I'm a little confused here, is this an issue to be fixed in the kernel or does it need to be reported upstream? (a quick search didn't find anything in xensource's bugzilla)
(In reply to comment #7)
> I'm a little confused here, is this an issue to be fixed in the kernel or does
> it need to be reported upstream? (a quick search didn't find anything in
> xensource's bugzilla)
NVM, I should have checked the history before making a comment. Reporting it upstream.
Filed upstream in the xensource bugzilla:
Thanks for posting it in the Xen BZ. The issue is .. well, it is a long explanation, so skip to the end for summary if you don't want to read technical jargon.
On AMD with Xen, the cpuidle is set to use the halt one (this is b/c the halt ends up doing a yield hypercall) - look in setup.c - and the hypervisor does the appropiate halt operation (MWAIT, halt, etc, or schedules another guest on the CPU). Anyhow, to not have the cpuidle trying to activate, the "boot_option_idle_override" is set. Therefore, the ACPI _PSS driver (processor.ko) ends up bailing out, b/c of that parameter. As such the "older" AMD pstate driver is invoked (powernow-k8), and the older driver attempts to use ACPI _PSD - but only if in UP mode, or it attempts to use the voltage tables - which are k8 or earlier. To detect that, it use the MSR (sadly not CPUID values), which Xen traps and returns 00, which the powernow-k8 driver interprets as "buggy hardware - can't use". Which is exactly what you are seeing.
I believe (and sadly I don't have the hardware to check this - but I think I saw the somebody using it) if you were running on K8 hardware - it ought to work.
Solution: Have the ACPI processor driver cooperate with Xen. Patches are in the queue for it (if you are really interested look in oss.oracle.com/kwilk/xen.git #devel/acpi-cpufreq.v2 - but they are not yet upstream-able material. Actually, they are quite ugly).
The "easy" option for right now would be to do what Dave suggest until the upstream patches are ready and reviewed.
Just to add, per Konrad's comment above.
This issue also occurs on K8 hardware (Athlon II 4850e) with powernow enabled in the BIOS (aka Cool'n'quiet).
Disabling Cool'n'quiet removes the messages.
I just performed the standard Desktop install of the F16 Beta, installed Xen, rebuilt the grub menu, and rebooted to dom0. Syslog is full of the same message per this bug.
It would be great to see Dave's solution (see comment 5 above); an interim kernel-patch solution to this bug - as it currently stands dom0 functionality is largely unuseable.

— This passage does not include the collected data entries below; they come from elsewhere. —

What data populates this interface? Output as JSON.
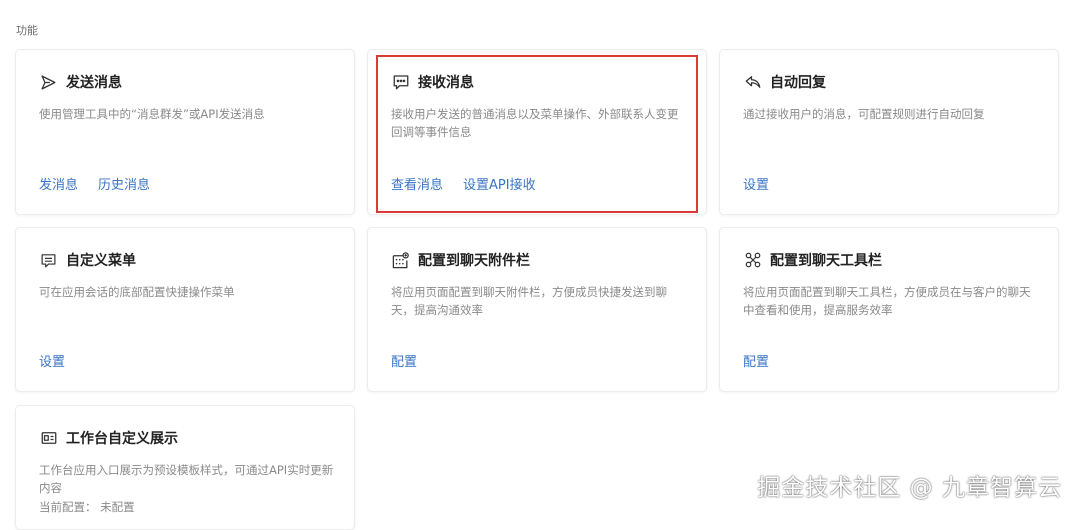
{
  "section": {
    "title": "功能"
  },
  "cards": [
    {
      "title": "发送消息",
      "icon": "send-icon",
      "desc": "使用管理工具中的“消息群发”或API发送消息",
      "actions": [
        "发消息",
        "历史消息"
      ]
    },
    {
      "title": "接收消息",
      "icon": "chat-bubble-icon",
      "desc": "接收用户发送的普通消息以及菜单操作、外部联系人变更回调等事件信息",
      "actions": [
        "查看消息",
        "设置API接收"
      ]
    },
    {
      "title": "自动回复",
      "icon": "reply-icon",
      "desc": "通过接收用户的消息，可配置规则进行自动回复",
      "actions": [
        "设置"
      ]
    },
    {
      "title": "自定义菜单",
      "icon": "menu-icon",
      "desc": "可在应用会话的底部配置快捷操作菜单",
      "actions": [
        "设置"
      ]
    },
    {
      "title": "配置到聊天附件栏",
      "icon": "attachment-grid-icon",
      "desc": "将应用页面配置到聊天附件栏，方便成员快捷发送到聊天，提高沟通效率",
      "actions": [
        "配置"
      ]
    },
    {
      "title": "配置到聊天工具栏",
      "icon": "toolbar-icon",
      "desc": "将应用页面配置到聊天工具栏，方便成员在与客户的聊天中查看和使用，提高服务效率",
      "actions": [
        "配置"
      ]
    },
    {
      "title": "工作台自定义展示",
      "icon": "workbench-icon",
      "desc": "工作台应用入口展示为预设模板样式，可通过API实时更新内容",
      "status_label": "当前配置：",
      "status_value": "未配置"
    }
  ],
  "watermark": "掘金技术社区 @ 九章智算云",
  "colors": {
    "link": "#3975c6",
    "highlight": "#d93b3b"
  }
}
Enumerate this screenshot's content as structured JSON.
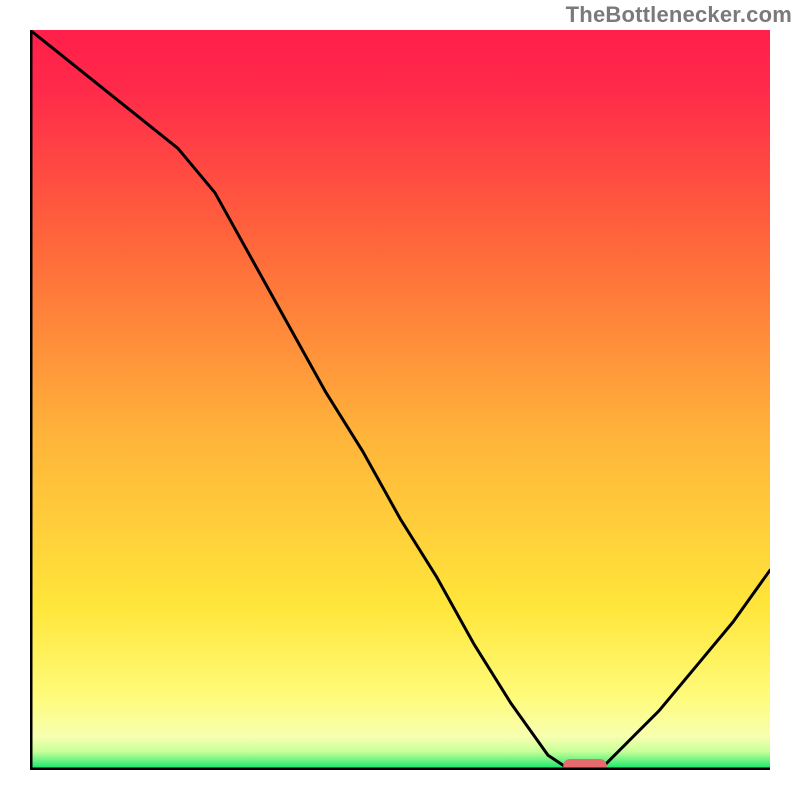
{
  "attribution": "TheBottlenecker.com",
  "colors": {
    "gradient_top": "#ff1f4a",
    "gradient_mid": "#fff23a",
    "gradient_bottom": "#00e46a",
    "axis": "#000000",
    "line": "#000000",
    "marker_fill": "#e76a6f",
    "marker_stroke": "#c9595e"
  },
  "chart_data": {
    "type": "line",
    "title": "",
    "xlabel": "",
    "ylabel": "",
    "xlim": [
      0,
      100
    ],
    "ylim": [
      0,
      100
    ],
    "grid": false,
    "legend": false,
    "comment": "Bottleneck-style curve; y=100 at x=0 dropping to y≈0 valley around x≈72-77, rising back toward x=100. Values are readouts of the visible curve height as a percentage of the plot box.",
    "x": [
      0,
      5,
      10,
      15,
      20,
      25,
      30,
      35,
      40,
      45,
      50,
      55,
      60,
      65,
      70,
      73,
      77,
      80,
      85,
      90,
      95,
      100
    ],
    "values": [
      100,
      96,
      92,
      88,
      84,
      78,
      69,
      60,
      51,
      43,
      34,
      26,
      17,
      9,
      2,
      0,
      0,
      3,
      8,
      14,
      20,
      27
    ],
    "marker": {
      "x_start": 73,
      "x_end": 77,
      "y": 0
    }
  }
}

So the patch to upload the power management data is in the upstream kernel (3.4-rc0): http://git.kernel.org/?p=linux/kernel/git/torvalds/linux.git;a=commit;h=d4c6fa73fe984e504d52f3d6bba291fd76fe49f7
and there are some other ones forthcoming so that the driver - xen-acpi-processor will be the only one loading when booting under Xen. kernel compile option is CONFIG_XEN_ACPI_PROCESSOR and by default it ought to be 'm'.

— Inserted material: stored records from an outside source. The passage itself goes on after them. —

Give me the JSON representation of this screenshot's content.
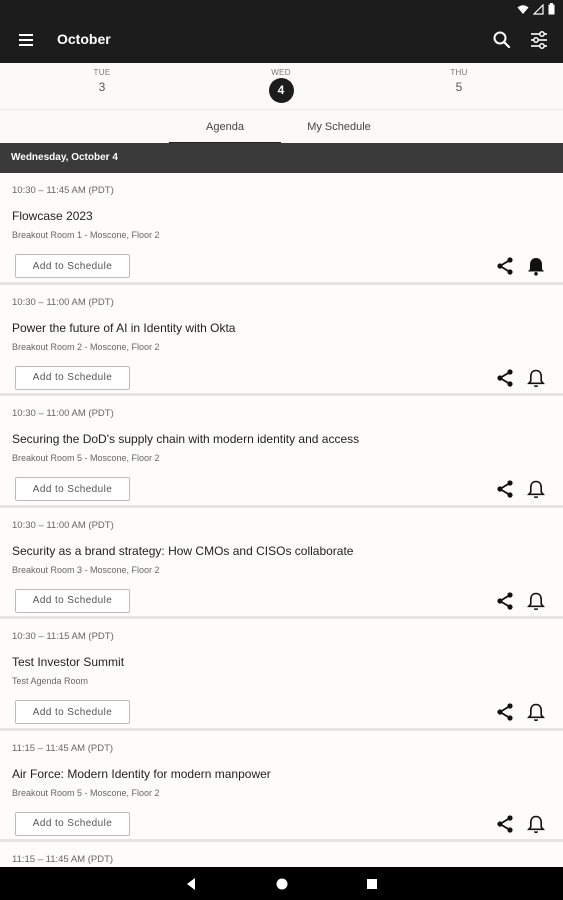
{
  "appbar": {
    "title": "October",
    "menu_icon": "hamburger-icon",
    "search_icon": "search-icon",
    "filter_icon": "sliders-icon"
  },
  "dates": [
    {
      "dow": "TUE",
      "num": "3",
      "selected": false
    },
    {
      "dow": "WED",
      "num": "4",
      "selected": true
    },
    {
      "dow": "THU",
      "num": "5",
      "selected": false
    }
  ],
  "tabs": [
    {
      "label": "Agenda",
      "active": true
    },
    {
      "label": "My Schedule",
      "active": false
    }
  ],
  "day_header": "Wednesday, October 4",
  "add_label": "Add to Schedule",
  "sessions": [
    {
      "time": "10:30 – 11:45 AM (PDT)",
      "title": "Flowcase 2023",
      "location": "Breakout Room 1 - Moscone, Floor 2",
      "reminder_on": true
    },
    {
      "time": "10:30 – 11:00 AM (PDT)",
      "title": "Power the future of AI in Identity with Okta",
      "location": "Breakout Room 2 - Moscone, Floor 2",
      "reminder_on": false
    },
    {
      "time": "10:30 – 11:00 AM (PDT)",
      "title": "Securing the DoD's supply chain with modern identity and access",
      "location": "Breakout Room 5 - Moscone, Floor 2",
      "reminder_on": false
    },
    {
      "time": "10:30 – 11:00 AM (PDT)",
      "title": "Security as a brand strategy: How CMOs and CISOs collaborate",
      "location": "Breakout Room 3 - Moscone, Floor 2",
      "reminder_on": false
    },
    {
      "time": "10:30 – 11:15 AM (PDT)",
      "title": "Test Investor Summit",
      "location": "Test Agenda Room",
      "reminder_on": false
    },
    {
      "time": "11:15 – 11:45 AM (PDT)",
      "title": "Air Force: Modern Identity for modern manpower",
      "location": "Breakout Room 5 - Moscone, Floor 2",
      "reminder_on": false
    }
  ],
  "partial_session": {
    "time": "11:15 – 11:45 AM (PDT)"
  }
}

MA Young: this means that this patch (to load said driver) will have to be back-ported in Xen 4.1:http://lists.xen.org/archives/html/xen-devel/2012-03/msg02063.html
This package has changed ownership in the Fedora Package Database. Reassigning to the new owner of this component.
With the most recent kernel and xen-4.1.2-7.fc16 or later this should be fixed.